PM: In the beautifully written essay ‘Departure’, you talk about the fact that you have photographs you like for reasons you have come to distrust. And the thing that makes you stand out as a photojournalist is the fact that (as Rory Bester says in the DaimlerChrysler catalogue) your aesthetic form and political (or ethical) content are at times seamless. You manage to produce exceedingly beautiful images where the content is never overshadowed by the visual treatment or composition. Is this something that comes naturally to you, or is it something that you actively try to achieve?

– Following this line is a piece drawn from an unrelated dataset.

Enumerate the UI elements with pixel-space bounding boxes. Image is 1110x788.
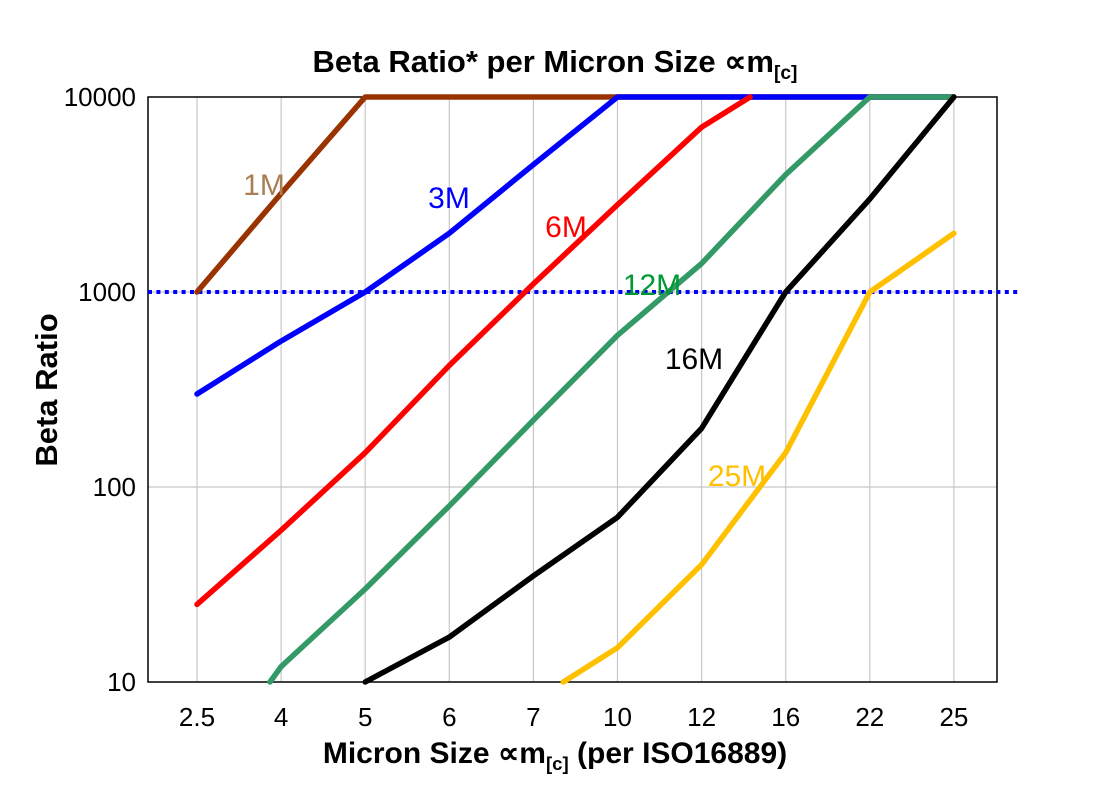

GT: It is something that comes naturally I suppose. At the same time, the aesthetic is gleaned from all manner or sources, converging in an approach and and then a moment. But the obscure provenance of this aesthetic (coupled with the relatively mechanical process of image production) is a cause of concern and sometimes distrust. The verisimilitude of photojournalism often exudes certainty without the subtlety of doubt and degree of introspection that is crucial in establishing an author’s bona fides.

PM: At the same time you admit to capturing the ‘worthy moment’, which also points to all the countless moments of truth which go undocumented. Are there any photographs you have taken, which beyond the notion of looking for the photographic moment, have amounted to a visual lie?

GT: Yes, but I won’t tell you which ones! Perhaps in this context there are no lies, but then there is no truth either.

PM: I was told that you used a tripod for your Jozi images. Which implies both that you were sufficiently at ease to use a tripod in a city where at least one photographer has been killed for his equipment, and also that your subjects were comfortable with being photographed by you. So I’d like to know how long you spent with your subjects before you took the pictures. Did you get to know them at all, or is this simply further evidence of the gift you have as a photographer?

GT: Time with the subjects differed. Most of the time it was a lengthy process of going through a committee in the building and then meeting individuals. Whom I would visit a few times, they’d get used to me hanging around, would often invite me to take photographs. I was working with someone who knew the city pretty well. He’d introduce me and people would decide: ja, well, fine, he seems ok, or, no. On a few occasions I was shown the door quite smartly.

PM: Finally, an element of your work that is important to me is the fact that you usually supply the actual names of your subject. This is extremely unusual in the canon of photojournalism where people are more normally reduced to mere faces, almost incidental reflections in the waters of history. Is this an important part of your work for you? Renate Wiehager talks about the fact that your striking individualisation lifts your subjects outs of the anonymous stream of history. I think its an extremely accurate statement but is it one with which you agree, and is this something you actively try to achieve?

GT: I got to know a little bit most of the people photographed and so taking their names down was not difficult, and I made a point of it when it seemed natural. We’re all in the anonymous stream of history really, so it is more of an attempt to lend some dignity to a difficult and intrusive process.